Cennet koylar ve gizemli tarih
Heraklion, Resmo, Kandiye ve Hanya’da koylar ve tarihi eserler, Giritli ünlü yazar Nikos Kazancakis’in söylediği gibi “Bu adaya her ayak basan, sıcak ve iyilikle damarları saran, gizemli gücü fark eder” yorumunu doğrular nitelikte. Kandiye’deki Girit Tarihi Müzesi’ni (yetişkin 20 TL, çocuk 15 TL.), Venedik döneminden korunmuş olarak kalan Hanya’yı ve özellikle cennet gibi Balos lagününü, Resmo’daki 12 km’lik ‘gizli mücevher’ denilen kum plajını, Avrupa kıtasının en büyük palmiye ormanlarının bulunduğu Via Palmiye kumsalını keşfetmeden dönmeyin. Kandiye’de limanda günbatımını izleyerek sahildeki restoranlarda müthiş mezeler eşliğinde uzo yudumlayın. Biz bonus olarak annemin dedesinin kardeşinin oğlunu ve ailesini de bulduk gizemli ada Girit’te. Maalesef mübadelede orada kaldıkları için isimlerini, dinlerini değiştirmek zorunda kalmışlar. Resmo’da büyük bir koyda işlettikleri otelde gerçekleşen buluşmamız, aynı dili konuşmasak da duygu yüklü ve unutulmazdı. Kalanlar ve ayrılanlar olarak elimizdeki sararmış fotoğrafları birbirimize göstererek kaybolan yılları telafi etmek ister gibiydik.
Yerli gibi hissetmek için
-Resmo’da yerli halkın gittiği Othonas’ta her yemeğin ayrı bir hikâyesi var. Uğrayın.
–Pastanelerde lor peynirli ya da kremalı Girit tatlısından yiyin.
–Şehri ve kültürü tanımak için eski şehirde sokak aralarında kaybolun.
–Yerel yaşamı görmek için Resmo’nun tepelerindeki köylere gidin.
–Tarama, caciki, peksimetli domates salatası yiyin, uzo için.
–Akşam yemeğine ya da gece eğlencesine Maistros’a gidin. Sahibi Mihalis’le tanışın, güllü özel rakısından için.
Yunan Konsolosluğu’ndan da takip edilebilir
Ben hem anne hem baba tarafından Girit kökenliyim. Ailemizden çok fazla kişi adayı ziyaret ettiği için tesadüfen geçmişimizin izini sürecek ipucunu bulduk. Ancak gov.tr’den soyağacına ulaşıp Yunan Konsolosluğu’ndan da yardım istenebilir.

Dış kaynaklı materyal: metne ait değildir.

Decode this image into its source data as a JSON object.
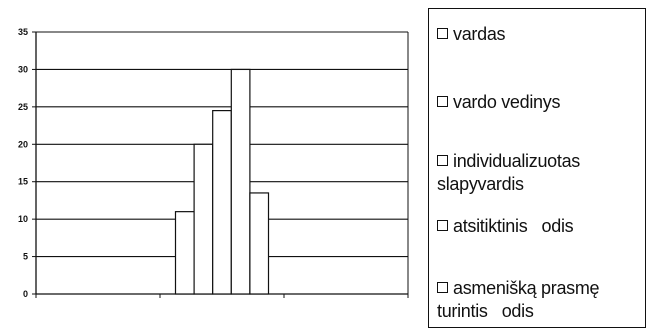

Annem (Gülsiye Erişken) büyük dedesinin kardeşinin torunu Melampus Galanakis’i yüz yıl önceki kopuştan sonra tekrar bulmanın mutluluğunu yaşıyor. Küçükken aile içinde öğrendiği Rumcası ile eski fotoğrafları karşılıklı birbirlerine göstererek ortak insanlarının hikâyelerini paylaşarak ortak geçmişlerine doğru yolculuğa çıkıyorlar.